With his unglamorous face and less obvious talent, Lennon and McCartney were distinguished songwriters as well as singers. Harrison was a noted instrumentalist. Ringo felt he had no qualifications to start a fresh career.
"The initial breakup was so emotional for me, not so much for the others," Ringo says. "I sat in my garden for about a year, wondering what on earth was going to happen to me. I was sick.
" I hadn't got a band or anything. Then one day, I jumped up and thought, 'I can't sit here for the rest of my life'. So I went off and did an album (Sentimental Journey), which was a limp way to get in again, but it was a start."
It was the start of a career that, for Ringo Starr, as no other ex-Beatle has eclipsed his role as a Beatle. It's not only that his music has improved. Ringo's single "Photograph" beat Paul McCartney's excellent "Helen Wheels" to the top of the charts in 1973, but Ringo has also demonstrated, and enjoyed demonstrating, an impressive array of other talents.
He is now a successful businessman with his own label, Ring O Records. He is a furniture designer, finally finding a Thames showroom for the design business he started four years ago, displaying expensive 1930s-style furniture. "I need the bread," he jokes.

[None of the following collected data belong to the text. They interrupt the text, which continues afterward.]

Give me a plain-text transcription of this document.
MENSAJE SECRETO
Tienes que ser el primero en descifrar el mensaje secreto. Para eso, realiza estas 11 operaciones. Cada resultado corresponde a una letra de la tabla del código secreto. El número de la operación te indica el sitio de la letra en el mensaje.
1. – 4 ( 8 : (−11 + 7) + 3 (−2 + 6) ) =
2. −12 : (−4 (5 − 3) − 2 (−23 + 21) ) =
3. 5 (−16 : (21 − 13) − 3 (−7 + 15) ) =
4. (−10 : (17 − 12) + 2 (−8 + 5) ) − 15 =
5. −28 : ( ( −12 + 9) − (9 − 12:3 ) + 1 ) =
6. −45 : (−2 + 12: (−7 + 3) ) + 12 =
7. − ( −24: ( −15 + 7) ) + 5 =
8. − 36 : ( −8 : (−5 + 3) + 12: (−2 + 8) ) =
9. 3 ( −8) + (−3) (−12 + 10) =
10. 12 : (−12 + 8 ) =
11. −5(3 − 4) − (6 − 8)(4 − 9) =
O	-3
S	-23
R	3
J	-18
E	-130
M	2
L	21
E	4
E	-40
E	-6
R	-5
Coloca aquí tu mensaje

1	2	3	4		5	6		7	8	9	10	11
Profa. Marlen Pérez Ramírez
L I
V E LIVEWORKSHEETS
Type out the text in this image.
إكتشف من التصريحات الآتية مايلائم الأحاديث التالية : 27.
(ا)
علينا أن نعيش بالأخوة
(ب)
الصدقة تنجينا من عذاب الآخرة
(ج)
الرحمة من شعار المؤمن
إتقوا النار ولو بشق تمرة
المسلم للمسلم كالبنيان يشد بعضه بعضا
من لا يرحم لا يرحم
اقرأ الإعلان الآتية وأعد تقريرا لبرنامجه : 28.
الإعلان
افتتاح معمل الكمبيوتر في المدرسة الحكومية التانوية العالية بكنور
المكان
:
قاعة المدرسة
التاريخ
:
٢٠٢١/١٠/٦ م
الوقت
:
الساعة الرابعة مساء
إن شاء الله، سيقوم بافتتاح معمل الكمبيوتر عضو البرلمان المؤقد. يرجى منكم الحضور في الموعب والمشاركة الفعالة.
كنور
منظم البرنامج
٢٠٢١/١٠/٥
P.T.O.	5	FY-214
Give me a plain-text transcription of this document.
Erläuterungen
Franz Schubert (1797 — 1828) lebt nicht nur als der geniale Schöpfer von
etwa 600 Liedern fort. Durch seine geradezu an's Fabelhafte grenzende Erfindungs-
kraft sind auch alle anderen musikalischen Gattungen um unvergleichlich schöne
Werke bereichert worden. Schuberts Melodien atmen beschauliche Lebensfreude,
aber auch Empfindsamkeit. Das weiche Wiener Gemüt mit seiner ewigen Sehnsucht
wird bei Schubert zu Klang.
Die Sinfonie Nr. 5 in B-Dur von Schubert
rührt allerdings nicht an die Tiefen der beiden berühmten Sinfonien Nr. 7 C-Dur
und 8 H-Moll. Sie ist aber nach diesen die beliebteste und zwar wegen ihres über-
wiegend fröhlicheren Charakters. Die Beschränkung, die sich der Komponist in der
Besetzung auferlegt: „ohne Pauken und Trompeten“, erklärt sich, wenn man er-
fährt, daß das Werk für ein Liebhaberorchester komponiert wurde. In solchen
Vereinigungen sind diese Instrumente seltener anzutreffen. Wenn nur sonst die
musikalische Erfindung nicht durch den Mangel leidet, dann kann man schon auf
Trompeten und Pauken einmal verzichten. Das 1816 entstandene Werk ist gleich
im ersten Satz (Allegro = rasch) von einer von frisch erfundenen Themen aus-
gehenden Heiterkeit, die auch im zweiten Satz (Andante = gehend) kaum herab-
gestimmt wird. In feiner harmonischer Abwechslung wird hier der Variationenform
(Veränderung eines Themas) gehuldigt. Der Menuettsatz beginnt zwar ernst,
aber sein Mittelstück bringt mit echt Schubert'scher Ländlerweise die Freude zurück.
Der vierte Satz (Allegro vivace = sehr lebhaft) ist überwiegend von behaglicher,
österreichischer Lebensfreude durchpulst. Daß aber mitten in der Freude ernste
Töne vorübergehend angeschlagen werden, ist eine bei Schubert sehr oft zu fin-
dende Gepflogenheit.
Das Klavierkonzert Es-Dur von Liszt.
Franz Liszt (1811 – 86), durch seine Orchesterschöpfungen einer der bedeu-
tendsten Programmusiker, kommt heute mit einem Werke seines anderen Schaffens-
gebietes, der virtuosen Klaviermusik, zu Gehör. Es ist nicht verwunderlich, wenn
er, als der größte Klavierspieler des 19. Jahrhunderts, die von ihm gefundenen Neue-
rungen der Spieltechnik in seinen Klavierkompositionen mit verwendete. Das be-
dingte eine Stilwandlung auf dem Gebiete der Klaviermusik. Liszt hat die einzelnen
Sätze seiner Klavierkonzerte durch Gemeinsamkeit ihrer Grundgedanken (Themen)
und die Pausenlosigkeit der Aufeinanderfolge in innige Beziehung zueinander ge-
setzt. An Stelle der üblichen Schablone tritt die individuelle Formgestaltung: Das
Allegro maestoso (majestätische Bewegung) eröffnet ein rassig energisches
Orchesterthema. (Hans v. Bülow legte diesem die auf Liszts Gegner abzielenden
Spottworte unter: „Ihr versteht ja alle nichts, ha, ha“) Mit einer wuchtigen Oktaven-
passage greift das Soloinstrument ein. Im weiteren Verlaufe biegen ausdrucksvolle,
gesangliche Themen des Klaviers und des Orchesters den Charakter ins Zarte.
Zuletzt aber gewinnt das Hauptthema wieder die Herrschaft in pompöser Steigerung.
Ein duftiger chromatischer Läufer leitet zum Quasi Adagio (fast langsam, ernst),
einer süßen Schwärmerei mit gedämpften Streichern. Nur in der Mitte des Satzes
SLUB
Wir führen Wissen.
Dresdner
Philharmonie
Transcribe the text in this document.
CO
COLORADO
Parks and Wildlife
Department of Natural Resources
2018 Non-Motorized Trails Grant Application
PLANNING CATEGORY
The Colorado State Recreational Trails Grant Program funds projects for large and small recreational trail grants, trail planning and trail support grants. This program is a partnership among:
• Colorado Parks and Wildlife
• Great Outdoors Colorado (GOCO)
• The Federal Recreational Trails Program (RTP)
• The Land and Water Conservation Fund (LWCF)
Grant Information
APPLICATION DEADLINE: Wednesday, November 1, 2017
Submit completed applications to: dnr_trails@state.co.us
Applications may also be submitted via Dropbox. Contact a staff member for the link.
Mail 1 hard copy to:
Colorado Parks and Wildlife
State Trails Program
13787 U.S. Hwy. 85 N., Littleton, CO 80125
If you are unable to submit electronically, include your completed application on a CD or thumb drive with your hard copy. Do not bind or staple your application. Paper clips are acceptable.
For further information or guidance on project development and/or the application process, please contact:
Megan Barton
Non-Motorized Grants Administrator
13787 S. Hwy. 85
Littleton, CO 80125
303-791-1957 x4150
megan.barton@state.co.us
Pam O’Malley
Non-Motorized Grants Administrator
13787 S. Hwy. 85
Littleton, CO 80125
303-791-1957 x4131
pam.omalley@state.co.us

And above and beyond everything else, even his music, he is now a film actor. In the days of Beatlemania, when such self-indulgent romps as A Hard Day's Night and Help! were greeted as masterpieces, it was Ringo who stood out as an acting talent. The other three quipped and played practical jokes, but Ringo, way behind Lennon's quick wittedness, a poor second to McCartney's charm and with none of the mystery of Harrison, was the natural comedian.
He's made several films since those days, and most of them playing, more or less, himself. His role in the 1950s musical That'll Be the Day, alongside David Essex, was widely praised by critics, but he turned down the chance to play in the sequel. He didn't want to recreate the mood of Beatlemania, even as fiction. "Having lived through the madness once, I couldn't experience it a second time. It's too close to home."
His first really meaty role was as a sadistic Mexican bandit in the western Blindman. Then he played the Pope in Ken Russell's Tommy. Now the good parts are rolling in, not for Ringo the ex-Beatle, but for Ringo the actor.
A private film with Burt Reynolds, a Sam Peckinpath film set in the India of the Raj. This latter is right up Ringo's Street, as he'll be teamed with his buddy, Keith "Looney" Moon, of the Who.
"I love the movies," enthused Ringo. "When I was a kid, I used to go two or three times a week. I like movies that just take me away from it. All adventurous movies. I'm not interested in heavy stuff."
Perhaps he needs to be taken away from it all. Despite his enormous post-Beatle success, Ringo's personal life has not been unalloyed joy. His marriage with childhood sweetheart Maureen, broke down after 10 years and three children. And the unspoiled Liverpool lad who was saying only last year that he desperately wanted to stay in England, ("my native land"), despite crippling taxes, is now thought to be on his way out.
"I love this country", he said, "but I've got to look after the financial side of things. No matter what I do, the government keeps grabbing me."
If he does leave then America, where he spent much of last year, will be his obvious choice. It will mean selling Tittenhurst Park, the Ascot home he recently bought from fellow ex-Beatle, John Lennon, for $600,000.
Like the other three Beatles. Ringo is still a natural individualist in a field where no one strives to be different. When the British Broadcasting Corporation wanted to use two films he had produced about cannibals and the bird of paradise, Ringo first demanded a $20,000 fee. Then he amended that to a half-hour weekly show to run six months, and finally settled for two pale green cups and saucers bearing the corporation's motif from the BBC canteen.
He runs his record company on the basis that no one is tied. "Anyone who wants to leave can-- contract or no contract. The lawyers disagree with me, but I don't care. I'd like the world to be run on a handshake, but it's impossible."
"When I'm 95, they will still be referring to me as an ex-Beatle. None of us is ever going to lose that association. But it does have its advantages. It's the best way I know to get a good table at a restaurant."